Alejandro résume assez bien le point de
vue d’une partie de l’opposition. Malgré
l’intransigeance de Guaido, la
guerre civile n’est pas une option.
La mayonnaise
putschiste ne prend pas au pays. Peu
importe, elle est un rouage essentiel
dans la story-telling occidentale
pour justifier un renversement de
régime. Un cynisme absolu, imposé par
les États-Unis, et récemment validé par
le président Macron.
Plus occupé à
résoudre un quotidien affecté
par un infâme blocus économique, les
habitants de la Capitale ne semblent
guère prêter attention aux
gesticulations des députés de
l’opposition, réunis ce mardi 5 février
en session plénière. Sur la place
Bolivar, situés à cent mètres, un
spectacle de break dance capte
l’attention de plusieurs centaines de
personnes.
Le Capitole est un
symbole de la confrontation des pouvoirs
et des tensions de la vie politique
vénézuélienne. Passé l’entrée
principale, les députés à l’Assemblée
Nationale rejoignent l’hémicycle, situé
sur leur gauche. Les députés à
l’Assemblée Nationale Constituante eux
prennent la direction opposée, vers le salón
Elíptico, siège de l’ancien sénat.
Les deux salles se font face, comme pour
ancrer symboliquement le conflit de
pouvoirs et de légitimité. Les députés
des deux assemblées se croisent à
l’entrée, ne se saluent pas, se défient.
« C’est assez symbolique en effet,
nous dit Tania Diaz, vice-présidente de
l’Assemblée Constituante. La seule
chose qui ne l’est pas, c’est que, passé
l’entrée, nous devons aller à droite, et
eux à gauche », ajoute-t-elle en
riant.
Une situation
certes inédite, dans l’histoire de cette
République, mais qui balaie les
accusations d’État failli, de
« dictature totalitaire », ainsi que
tous les éléments de langage mis en
place par Washington et repris à
l’unisson par le système médiatique.
Ce mardi,
l’opposition a retouché
et voté sa loi sur la Transition pour
tenter de masquer sous un vernis
officiel la construction de leur
para-Etat. Étrangement, aucune
personnalité politique ni aucun média ne
relève que cette « loi sur la
Transition » autorise l’Assemblée
Nationale à s’arroger illégalement tous
les pouvoirs de la République
Bolivarienne du Venezuela. Comment
appelleriez vous ca ? Un coup d’Etat ?
Dans la novlangue trumpienne, désormais
parlée dans l’Union européenne, on
considère ça comme « une transition
démocratique ». Et qu’importe le Peuple.
Le pouvoir de
Guaido va donc nommer un Pouvoir
électoral parallèle dans le but
d’organiser un simulacre d’élection.

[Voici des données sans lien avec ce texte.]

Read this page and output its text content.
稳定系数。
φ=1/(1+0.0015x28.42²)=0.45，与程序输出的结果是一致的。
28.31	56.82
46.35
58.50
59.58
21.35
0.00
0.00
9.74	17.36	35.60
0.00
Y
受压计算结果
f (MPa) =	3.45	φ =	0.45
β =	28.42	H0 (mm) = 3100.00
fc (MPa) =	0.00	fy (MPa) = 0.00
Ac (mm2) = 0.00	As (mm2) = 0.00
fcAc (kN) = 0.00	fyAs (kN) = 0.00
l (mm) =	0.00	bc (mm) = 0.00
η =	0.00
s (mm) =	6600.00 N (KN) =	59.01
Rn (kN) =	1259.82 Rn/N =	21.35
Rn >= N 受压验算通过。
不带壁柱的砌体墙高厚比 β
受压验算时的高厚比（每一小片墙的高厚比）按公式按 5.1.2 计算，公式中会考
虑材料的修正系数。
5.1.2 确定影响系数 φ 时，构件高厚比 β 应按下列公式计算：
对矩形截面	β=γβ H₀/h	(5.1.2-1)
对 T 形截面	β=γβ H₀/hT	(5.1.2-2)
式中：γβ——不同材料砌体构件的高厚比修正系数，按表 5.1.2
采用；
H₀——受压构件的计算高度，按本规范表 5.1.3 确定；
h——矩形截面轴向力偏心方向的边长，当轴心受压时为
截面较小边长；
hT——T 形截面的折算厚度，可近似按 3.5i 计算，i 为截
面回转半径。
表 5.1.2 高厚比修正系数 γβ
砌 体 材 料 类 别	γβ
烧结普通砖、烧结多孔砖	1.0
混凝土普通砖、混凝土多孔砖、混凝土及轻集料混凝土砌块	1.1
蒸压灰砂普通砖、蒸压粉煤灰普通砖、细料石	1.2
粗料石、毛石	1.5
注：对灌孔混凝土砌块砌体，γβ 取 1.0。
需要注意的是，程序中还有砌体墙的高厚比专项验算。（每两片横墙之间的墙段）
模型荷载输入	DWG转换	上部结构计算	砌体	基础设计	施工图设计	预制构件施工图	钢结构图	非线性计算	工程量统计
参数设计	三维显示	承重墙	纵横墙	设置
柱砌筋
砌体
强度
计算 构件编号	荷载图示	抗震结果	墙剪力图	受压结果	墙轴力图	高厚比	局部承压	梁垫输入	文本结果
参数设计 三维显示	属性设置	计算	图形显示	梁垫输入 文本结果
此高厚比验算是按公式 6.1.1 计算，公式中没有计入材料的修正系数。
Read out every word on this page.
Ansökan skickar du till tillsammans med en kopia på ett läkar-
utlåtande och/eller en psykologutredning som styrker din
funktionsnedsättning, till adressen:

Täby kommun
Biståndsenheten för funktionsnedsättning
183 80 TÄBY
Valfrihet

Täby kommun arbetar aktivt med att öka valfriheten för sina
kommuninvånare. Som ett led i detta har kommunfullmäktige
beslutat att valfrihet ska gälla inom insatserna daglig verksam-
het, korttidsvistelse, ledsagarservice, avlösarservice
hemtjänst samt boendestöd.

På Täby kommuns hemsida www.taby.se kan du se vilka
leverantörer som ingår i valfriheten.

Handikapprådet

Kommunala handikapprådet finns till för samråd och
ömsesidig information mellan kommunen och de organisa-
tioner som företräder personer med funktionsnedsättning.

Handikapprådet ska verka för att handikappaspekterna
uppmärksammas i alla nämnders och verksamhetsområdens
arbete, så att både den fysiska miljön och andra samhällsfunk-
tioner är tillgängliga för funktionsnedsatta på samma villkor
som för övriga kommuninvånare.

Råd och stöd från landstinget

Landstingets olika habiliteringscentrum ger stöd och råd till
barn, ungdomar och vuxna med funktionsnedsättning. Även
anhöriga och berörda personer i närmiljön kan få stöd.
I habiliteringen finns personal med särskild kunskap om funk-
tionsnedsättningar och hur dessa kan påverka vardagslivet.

Ce
scénario aurait plus de succès sur
Netflix, mais là encore il est
nécessaire pour imposer leur légitimité
dans l’opinion publique internationale.
Soit les politiciens d’opposition
réalisent une élection sans aucun
contrôle, et médiatiquement ils pourront
légitimer un pouvoir fantoche dans
l’opinion publique internationale, soit
ils poussent Nicolas Maduro à interdire
un scrutin illégal et truqué d’avance,
et l’image du président sera dégradée à
l’étranger. Pile ou face, tu gagnes.
Notons au passage,
que le « chavisme critique » soutient
cette tentative de coup d’Etat
institutionnel. Ce mouvement politique
est un regroupement d’universitaires
dont les voix sont abondamment relayées
par leurs pairs européens malgré leur
manque absolu de responsabilités
politiques et de légitimité
démocratique. Lorsqu’ils décident
de soutenir électoralement un candidat,
celui-ci peine à arriver à 0,5%
des voix.
Le 5 février, les
représentants les plus éminents de
l’extrême gauche intellectuelle
vénézuélienne ont rencontré Guaido pour
ne pas être exclus de la partie si
jamais le coup d’Etat réussissait. Cette
réunion met un terme définitif à la
fable d’un « chavisme critique », censé
représenter un courant politique
indépendant. Imagine-t-on un « gaullisme
critique » négocier avec Pétain leur
participation au régime de Vichy ? Cette
« troisième voie » imaginaire tant
promue hors du pays (encore une fois) a
désormais choisi son coté de la
tranchée. Le slogan « Ni Maduro Ni
Guaido », scandés par leurs réseaux
internationaux vient de voler en éclats.
Il serait donc judicieux que les
soutiens étrangers de ce courant de
l’opposition adoptent la position de
leurs mentors vénézuéliens et s’alignent
ouvertement sur les positions de Trump,
de Bolsonaro, d’Uribe, de Macron.
Edgardo Lander,
Gonzalo Gomez, Santiago Arconada, Nicmer
Evans,
OIy
Millan, Hector Navarro se
réunissent avec
Guaido
Comme la marque
Guaido n’arrive pas à s’imposer dans le
marché politique vénézuélien,
l’opposition prépare une nouvelle action
destinée à ternir l’image du président
Maduro au niveau international. La
demande d’aide humanitaire est un
leurre. Les 20 millions de dollars
promis par Trump pour résoudre les
problèmes des vénézuéliens est une
faible aumône. Cette somme représente
l’équivalent de 800.000 caisses de
nourritures CLAP. En comparaison, le
gouvernement bolivarien en achète 6
millions par mois. Et ces miettes ne
sont rien en comparaison des 23
milliards de dollars de pertes
économiques dues aux
sanctions financières et au blocus.
Encore une fois, il
s’agit d’une opération politique visant
à décrédibiliser Nicolas Maduro au
niveau international. Soit le président
autorise le passage de convois et assume
la violation de la souveraineté
territoriale depuis la Colombie, soit il
refuse et les médias ne manquerons pas
de dénoncer l’infâme Maduro,
affamant son peuple. Répétons-le encore
une fois : les pays qui feignent de se
préoccuper du sort des vénézuéliens
ferait bien de lever le
blocus qui les martyrise.
Face à ce scénario,
la grande inconnue reste la patience de
l’Oncle Sam. Quelle sera la prochaine
étape lorsqu’ils admettront que le
médiatique Guaido ne parviendra pas à
s’imposer sur la scène nationale ?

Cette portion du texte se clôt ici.